Equating the components of $\text{i},\text{j},$ and $\text{k}$ as shown below.

$\begin{array}{l}10,000-2,400\Delta z=-84,534.59\\ -2,400\Delta z=-94,534.59\\ \Delta z=39.389\text{mm}\end{array}$

$\begin{array}{l}-75,000+2,400\Delta x=-215,012.581\\ 2,400\Delta x=-140,0012.581\\ \Delta x=-58.339\text{mm}\end{array}$

Refer to Figure 1.

Calculate the coordinates of $B_0$ as shown below.

Coordinate of along x direction.

$x_{B_0}=x_Q+\Delta x$

Substitute $240\text{mm}$ for $x_Q$ and $-58.339\text{mm}$ for $\Delta x$.

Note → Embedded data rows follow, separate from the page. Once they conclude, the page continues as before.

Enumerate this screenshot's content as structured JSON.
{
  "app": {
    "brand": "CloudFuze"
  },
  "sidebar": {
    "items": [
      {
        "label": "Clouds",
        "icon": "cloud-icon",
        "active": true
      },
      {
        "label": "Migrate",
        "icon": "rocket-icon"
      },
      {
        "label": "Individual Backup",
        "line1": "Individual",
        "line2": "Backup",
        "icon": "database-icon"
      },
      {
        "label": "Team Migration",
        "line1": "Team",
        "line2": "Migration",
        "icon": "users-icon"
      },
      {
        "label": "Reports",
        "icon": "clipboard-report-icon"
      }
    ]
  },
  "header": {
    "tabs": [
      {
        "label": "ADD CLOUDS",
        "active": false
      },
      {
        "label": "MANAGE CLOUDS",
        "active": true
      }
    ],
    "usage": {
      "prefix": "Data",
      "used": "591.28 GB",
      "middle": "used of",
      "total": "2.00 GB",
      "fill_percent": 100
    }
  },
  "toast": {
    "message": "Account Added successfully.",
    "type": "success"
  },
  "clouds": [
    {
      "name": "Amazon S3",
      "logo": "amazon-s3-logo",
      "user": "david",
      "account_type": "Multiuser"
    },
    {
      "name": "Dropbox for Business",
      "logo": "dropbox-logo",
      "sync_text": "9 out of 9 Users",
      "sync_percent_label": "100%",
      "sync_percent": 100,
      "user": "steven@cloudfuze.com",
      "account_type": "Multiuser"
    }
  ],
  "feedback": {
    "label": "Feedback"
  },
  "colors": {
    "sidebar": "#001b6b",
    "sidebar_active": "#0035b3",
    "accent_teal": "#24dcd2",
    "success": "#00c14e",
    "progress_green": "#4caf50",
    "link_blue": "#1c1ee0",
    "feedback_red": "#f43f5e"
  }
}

$\begin{array}{c}{x}_{B_0}=240-58.339\\ =181.66\text{mm}\\ \approx 181.7\text{mm}\end{array}$

Coordinate of along y direction.

$y_{B_0}=0$

Coordinate of along z direction.

$z_{B_0}=z_Q+\Delta z$

Substitute $100\text{mm}$ for $x_Q$ and $39.389\text{mm}$ for $\Delta x$.

$\begin{array}{c}{z}_{B_0}=100+39.389\\ =139.389\text{mm}\\ \approx 139.4\text{mm}\end{array}$

Therefore, the coordinates of point $B_0$ is $\underset{\_}{\left(181.7\text{mm},0\text{mm},139.4\text{mm}\right)}$.